To compare our results, we used the ESAT-6 protein of M. tuberculosis that was used as a positive control in the IGRA. In NetMHCII, ESAT identified two strong binding epitopes of rank <50% (epitope 1, QWNFAGIEAAASAIQ; epitope 2, WFAIEAAASAIQG). The IEDB showed greater binding affinity for HLA-DRB1 * 07: 01, HLA-DRB1 * 15: 01, HLA-DRB5 * 01: 01, HLA-DRB4 * 01: 01, HLA-DRB3 * 01: 01, and HLA-DRB1 * 03: 01 in the global population and to HLA-DRB1 * 07: 01 and HLA-DRB1 * 03: 01 in the Brazilian population. However, in the antigenicity analysis, the peptides QWNFAGIEAAASAIQ and WFAIEAAASAIQG did not show a peptide signal in SignalP and were located outside the host cell membrane as per TMHMM. Comparing the epitopes of ESAT-6 with the ones we found, the highest coverage of class II MHC was noted for the highest-class coverage percentage of 0% and <50%.

Epitope 4 induced the highest IFN-γ secretion in silico, via MHC class II. This result was similar to that found for the ESAT-6 epitope. Epitopes 2 and 3 have been shown to induce greater production of IFN-γ. Only epitope 2 did not show any relation with IFN-γ. We used the IFNepitope algorithm to confirm the induction of cytokines such IL-4 by epitope 2. However, for this purpose, it is essential to utilize the support vector machine (SMV).
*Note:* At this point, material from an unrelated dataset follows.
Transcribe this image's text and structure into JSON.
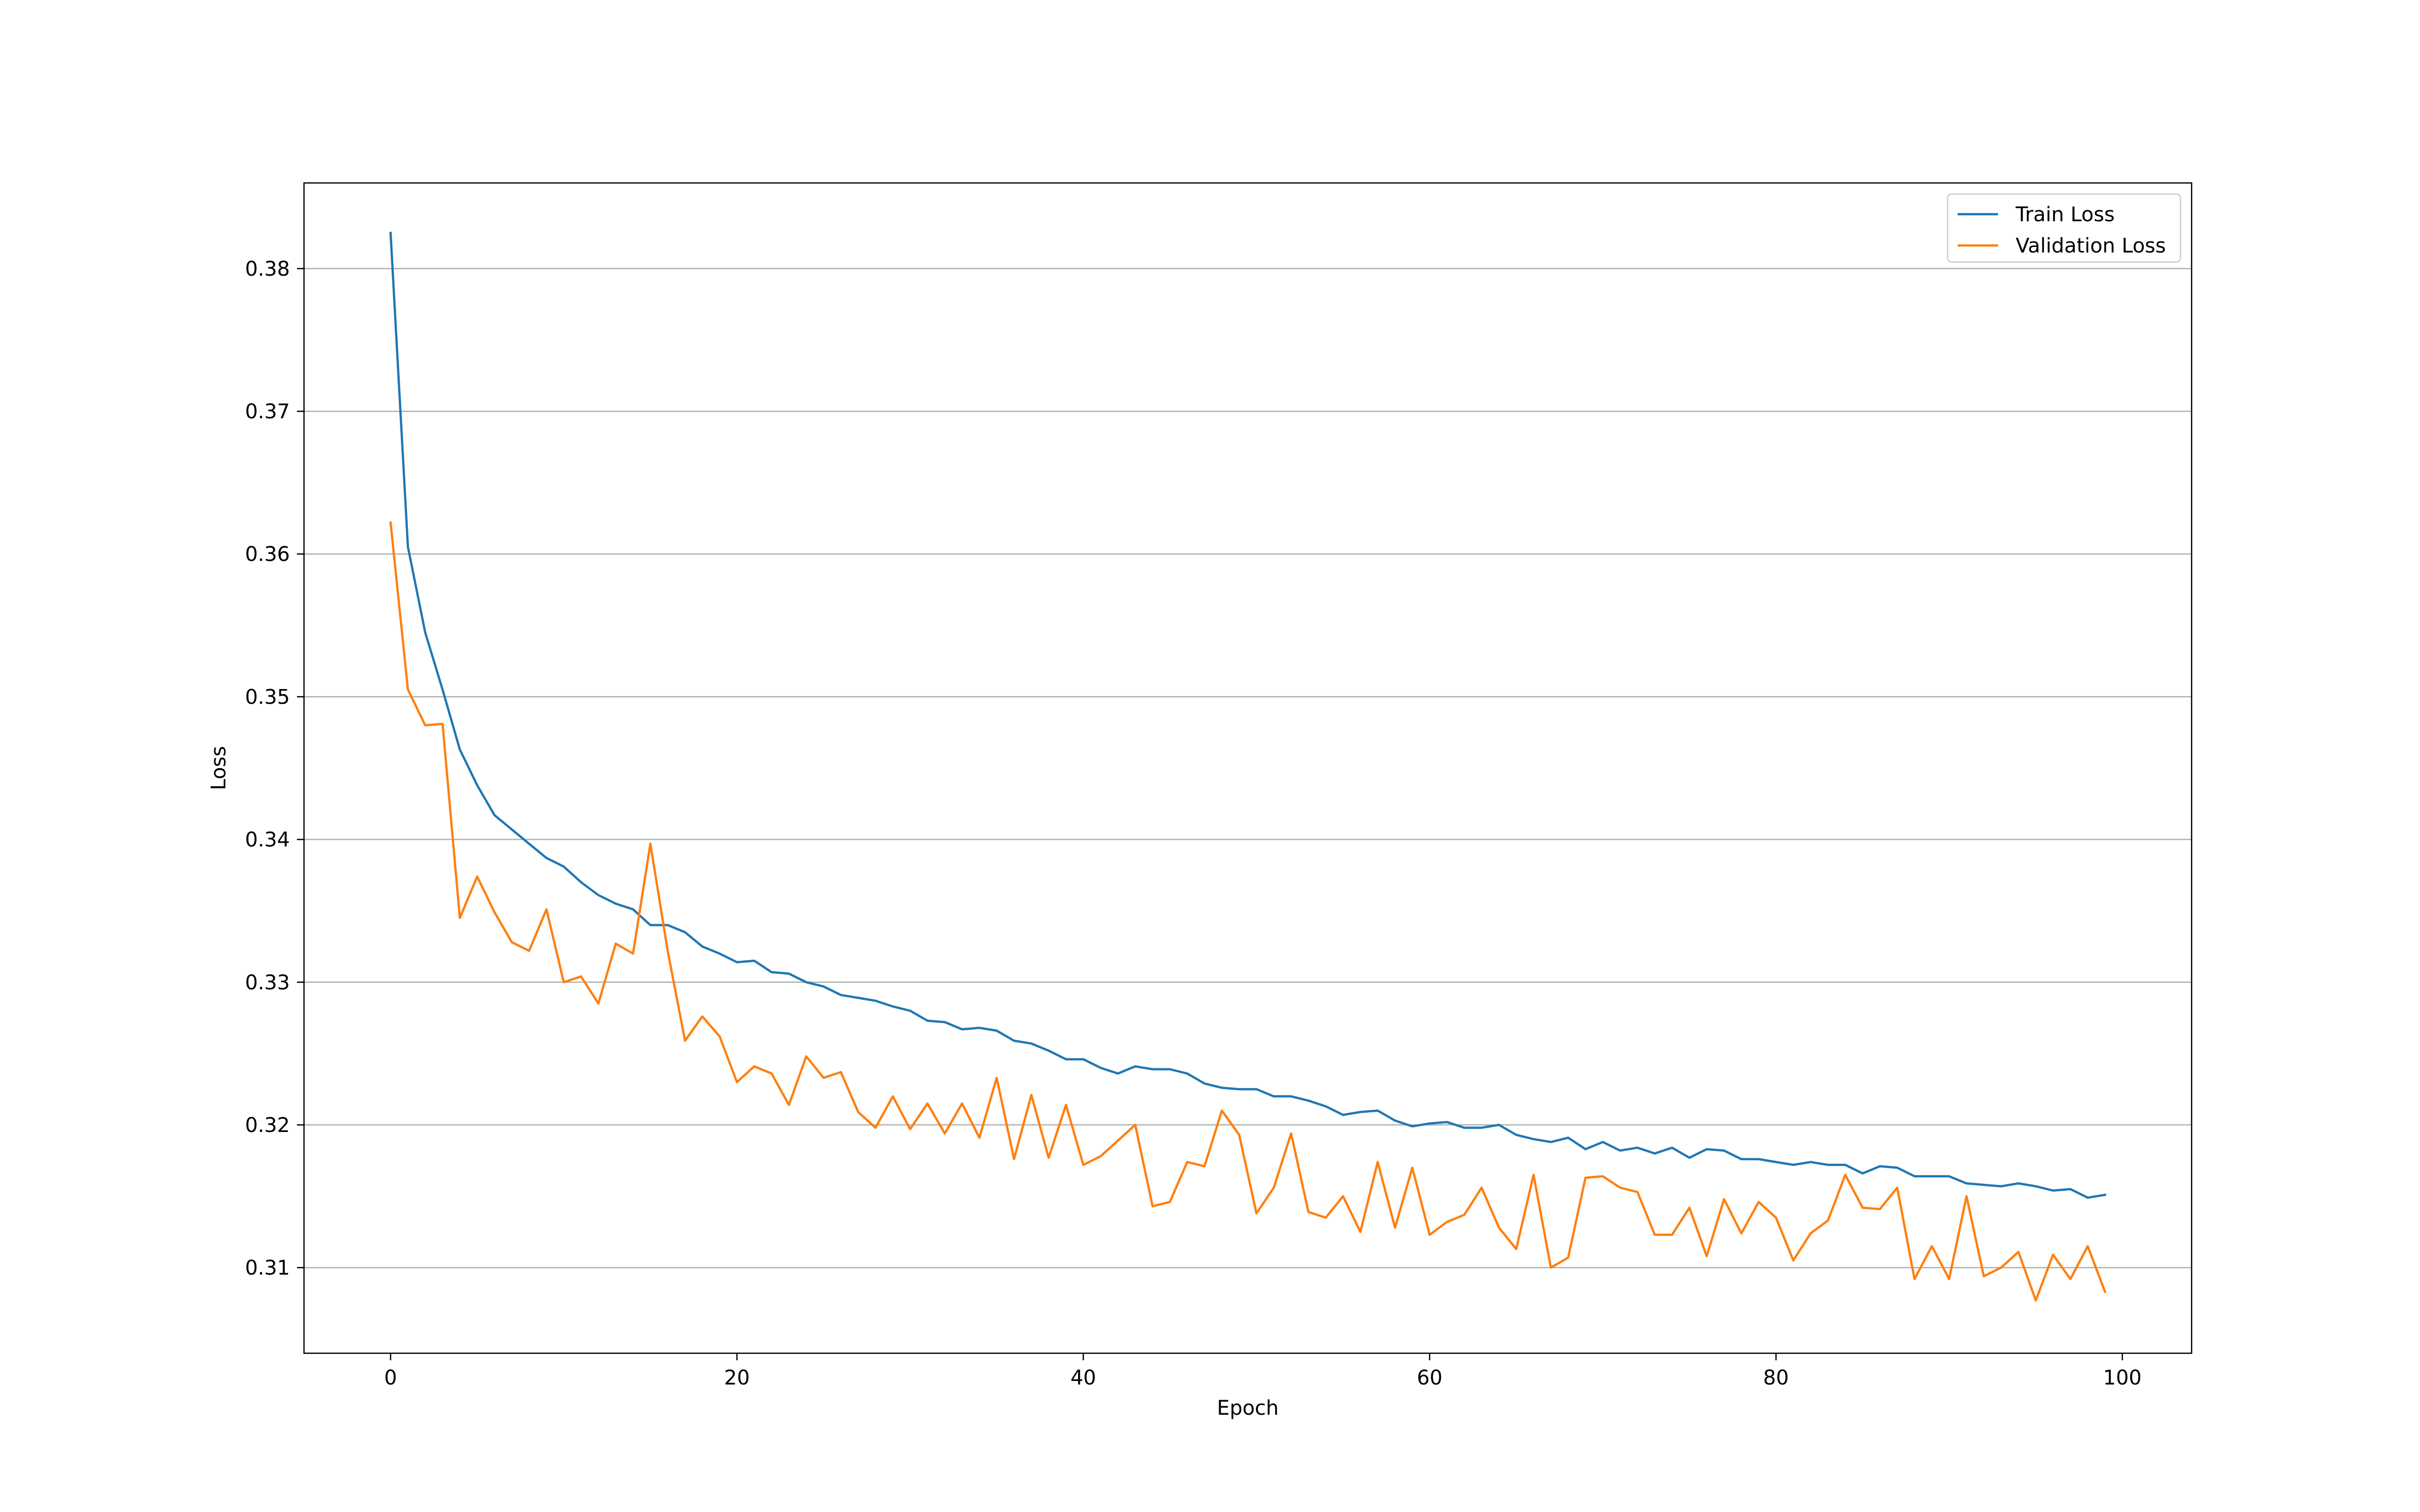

Furthermore, the relationship of IL-4 shows the involvement of these antigenic regions with the humoral immune response [20] and may be used in other contexts. In summary, the results show that epitope 4––ERVSIIANPAVASLY––can be most easily synthesized and incorporated into the IGRA laboratory tool for diagnosis and monitoring of PCM.

5. Conclusions

The present study predicted, in silico, four conserved epitopes present in P. brasiliensis and P. lutzii with potential for in vitro stimulation of T lymphocytes. The epitopes demonstrated high affinity by human allelic subsets in the Brazilian population. The epitope ERVSIIANPAVASLY showed the best performance in the induction of INF-ɤ, as compared to the epitope of ESAT-6 used in tests for IGRA. Therefore, the epitope identified herein can be used in the development of an IGRA for PCM, which, in combination with clinical assessments, can assist in the clinical follow-up of patients with PCM.